Wonderlic Tells Part Of Story

The testing tool is not the the end-all, be-all in determining football intelligence.

Posted by Mike Duffy on Monday, February 22nd, 2010 at 5:07 pm | Categories: Mike Duffy

While the Wonderlic Personnel Test is a tool NFL teams will utilize at this week’s Scouting Combine, it’s not the end-all, be-all in determining college prospects’ intelligence at the next level.

The Ravens will take the tests into account, but at the end of the day, a player’s “football smarts” are most important.

“We’ve seen some guys in the [past] who had good test scores but were not instinctive football players,” said Ravens director of player personnel Eric DeCosta.  “It can’t tell you who has the chance to make a play and who doesn’t.  You’ll see a corner who gets a 30 in the test, but every time a receiver runs a pattern with a double move, he’ll bite.”

Keep in mind that even though the NFL has used the test since 1968, nowadays agents have their clients studying hard to boost their number.

Remember the fiasco surrounding quarterback Vince Young when he was rumored scored a 6 (a number that shot up to 16 on a second attempt)?

Well, Vince is now coming off his second Pro Bowl.

That’s not to say the Wonderlic is an unfit measurement of an ability to process information quickly.  Comprised of 50 questions, the test has a 12-minute time limit where players must give as many answers as possible.

I can vouch, it’s not easy.

According to Paul Zimmerman’s 1984 book “The New Thinking Man’s Guide to Pro Football,” the average offensive tackle’s score on the Wonderlic in those days was 26 – the same as a journalist (yes!).

It is believed that only one player in NFL history has scored a perfect 50, and that was former Bengals punter Pat McInally, a Harvard man.

Here are the averages by position: Offensive tackle – 26, Center – 25, Quarterback – 24, Guard – 23, Tight end – 22, Safety – 19, Linebacker – 19, Cornerback – 18, Wide receiver – 17, Fullback – 17, Running back – 15.

While Wonderlic scores are supposed to be kept under wraps, there seems to be a leak every year.  A quick Google search can reveal the results of many popular players.

As you can see, the Ravens generally have solid scores among their draftees.  But, that is only one small part of the story.

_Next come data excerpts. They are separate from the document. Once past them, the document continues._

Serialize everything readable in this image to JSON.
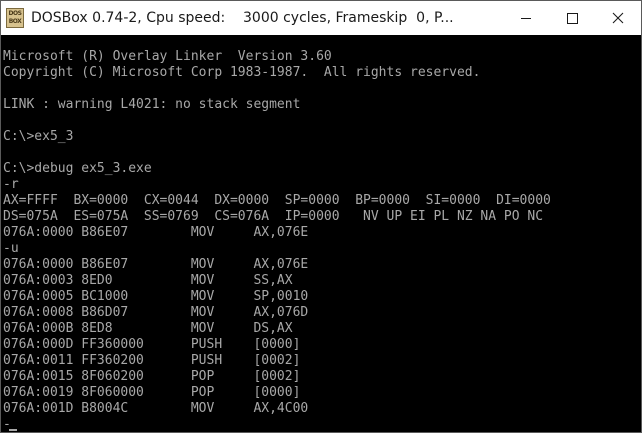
{
  "window": {
    "app": "DOSBox 0.74-2,",
    "speed": "Cpu speed:",
    "cycles": "3000 cycles,",
    "frameskip": "Frameskip  0,",
    "program": "P...",
    "icon_label_top": "DOS",
    "icon_label_bottom": "BOX"
  },
  "title_buttons": [
    "minimize-icon",
    "maximize-icon",
    "close-icon"
  ],
  "colors": {
    "console_bg": "#000000",
    "console_text": "#a8a8a8",
    "titlebar_bg": "#ffffff"
  },
  "console": {
    "lines": [
      "",
      "Microsoft (R) Overlay Linker  Version 3.60",
      "Copyright (C) Microsoft Corp 1983-1987.  All rights reserved.",
      "",
      "LINK : warning L4021: no stack segment",
      "",
      "C:\\>ex5_3",
      "",
      "C:\\>debug ex5_3.exe",
      "-r",
      "AX=FFFF  BX=0000  CX=0044  DX=0000  SP=0000  BP=0000  SI=0000  DI=0000",
      "DS=075A  ES=075A  SS=0769  CS=076A  IP=0000   NV UP EI PL NZ NA PO NC",
      "076A:0000 B86E07        MOV     AX,076E",
      "-u",
      "076A:0000 B86E07        MOV     AX,076E",
      "076A:0003 8ED0          MOV     SS,AX",
      "076A:0005 BC1000        MOV     SP,0010",
      "076A:0008 B86D07        MOV     AX,076D",
      "076A:000B 8ED8          MOV     DS,AX",
      "076A:000D FF360000      PUSH    [0000]",
      "076A:0011 FF360200      PUSH    [0002]",
      "076A:0015 8F060200      POP     [0002]",
      "076A:0019 8F060000      POP     [0000]",
      "076A:001D B8004C        MOV     AX,4C00",
      "-"
    ]
  }
}
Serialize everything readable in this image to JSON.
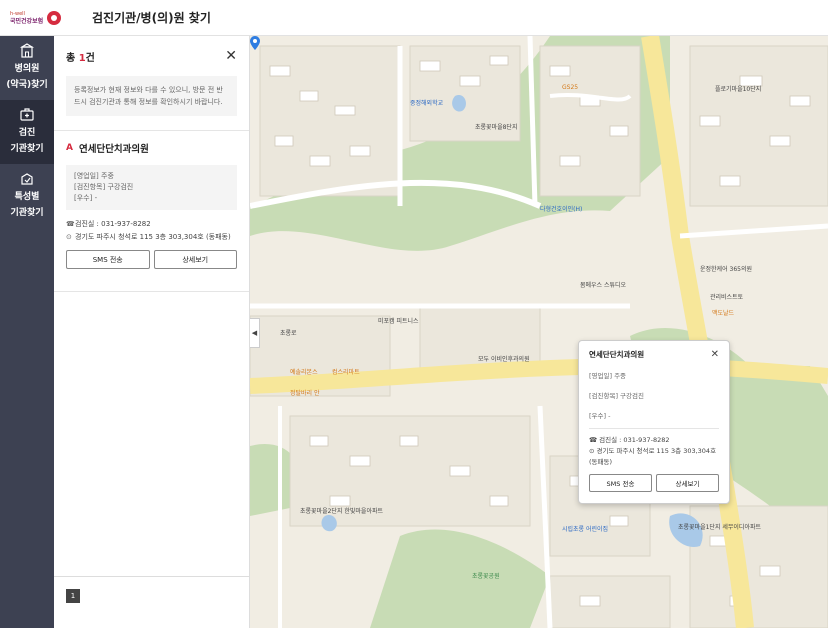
{
  "header": {
    "logo_brand": "h-well",
    "logo_name": "국민건강보험",
    "page_title": "검진기관/병(의)원 찾기"
  },
  "nav": {
    "items": [
      {
        "label_line1": "병의원",
        "label_line2": "(약국)찾기",
        "icon": "hospital-icon"
      },
      {
        "label_line1": "검진",
        "label_line2": "기관찾기",
        "icon": "checkup-icon"
      },
      {
        "label_line1": "특성별",
        "label_line2": "기관찾기",
        "icon": "special-icon"
      }
    ]
  },
  "panel": {
    "total_prefix": "총 ",
    "total_count": "1",
    "total_suffix": "건",
    "notice": "등록정보가 현재 정보와 다를 수 있으니, 방문 전 반드시 검진기관과 통해 정보를 확인하시기 바랍니다.",
    "result": {
      "marker": "A",
      "name": "연세단단치과의원",
      "business_type": "[영업일] 주중",
      "checkup_items": "[검진항목] 구강검진",
      "excellence": "[우수] -",
      "phone_label": "검진실 : 031-937-8282",
      "address": "경기도 파주시 청석로 115 3층 303,304호 (동패동)",
      "sms_button": "SMS 전송",
      "detail_button": "상세보기"
    },
    "page_number": "1"
  },
  "popup": {
    "name": "연세단단치과의원",
    "business_type": "[영업일] 주중",
    "checkup_items": "[검진항목] 구강검진",
    "excellence": "[우수] -",
    "phone_label": "검진실 : 031-937-8282",
    "address": "경기도 파주시 청석로 115 3층 303,304호 (동패동)",
    "sms_button": "SMS 전송",
    "detail_button": "상세보기"
  },
  "map": {
    "labels": [
      {
        "text": "중정해외학교",
        "color": "blue"
      },
      {
        "text": "다형건호이인(H)",
        "color": "blue"
      },
      {
        "text": "초롱꽃마을8단지",
        "color": "default"
      },
      {
        "text": "플로기마을10단지",
        "color": "default"
      },
      {
        "text": "봄메우스 스튜디오",
        "color": "default"
      },
      {
        "text": "운정한케어 365의원",
        "color": "default"
      },
      {
        "text": "관리비스트토",
        "color": "default"
      },
      {
        "text": "맥도날드",
        "color": "orange"
      },
      {
        "text": "미포캠 피트니스",
        "color": "default"
      },
      {
        "text": "모두 이비인후과의원",
        "color": "default"
      },
      {
        "text": "예솔리본스",
        "color": "orange"
      },
      {
        "text": "컴스리마트",
        "color": "orange"
      },
      {
        "text": "정탈바리 안",
        "color": "orange"
      },
      {
        "text": "초롱꽃마을2단지 한빛마을아파트",
        "color": "default"
      },
      {
        "text": "초롱꽃마을1단지 세무이디아파트",
        "color": "default"
      },
      {
        "text": "시립초롱 어린이집",
        "color": "blue"
      },
      {
        "text": "초롱꽃공원",
        "color": "green"
      },
      {
        "text": "초롱로",
        "color": "default"
      },
      {
        "text": "GS25",
        "color": "orange"
      }
    ]
  },
  "colors": {
    "nav_bg": "#3d4152",
    "accent_red": "#d52b3f",
    "map_road_yellow": "#f7e79a",
    "map_park_green": "#c8dcb5"
  }
}
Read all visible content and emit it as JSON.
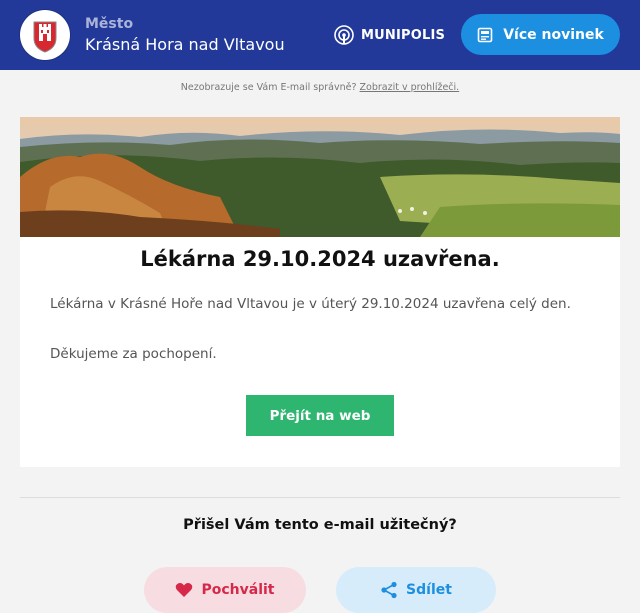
{
  "header": {
    "town_label": "Město",
    "town_name": "Krásná Hora nad Vltavou",
    "brand": "MUNIPOLIS",
    "more_news_label": "Více novinek",
    "icons": {
      "crest": "town-crest-icon",
      "brand": "munipolis-logo-icon",
      "news": "newspaper-icon"
    }
  },
  "note": {
    "text": "Nezobrazuje se Vám E-mail správně?",
    "link": "Zobrazit v prohlížeči."
  },
  "article": {
    "title": "Lékárna 29.10.2024 uzavřena.",
    "paragraph1": "Lékárna v Krásné Hoře nad Vltavou  je v úterý 29.10.2024 uzavřena celý den.",
    "paragraph2": "Děkujeme za pochopení.",
    "button_label": "Přejít na web"
  },
  "feedback": {
    "question": "Přišel Vám tento e-mail užitečný?",
    "praise_label": "Pochválit",
    "share_label": "Sdílet",
    "icons": {
      "praise": "heart-icon",
      "share": "share-icon"
    }
  },
  "colors": {
    "header_bg": "#22399a",
    "accent_blue": "#1d8fe1",
    "button_green": "#2eb570",
    "praise_red": "#d6294a"
  }
}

Want to try your hand at some sample Wonderlic questions?

Here’s a few samples:

  • Three individuals form a partnership and agree to divide the profits equally.  X invests $9,000, Y invests $7,000, Z invests $4,000.  If the profits are $4,800, how much less does X receive than if the profits were divided in proportion to the amount invested?
  • A boy is 17 years old and his sister is twice as old.  When that boy is 23 years old, what will be the age of his sister?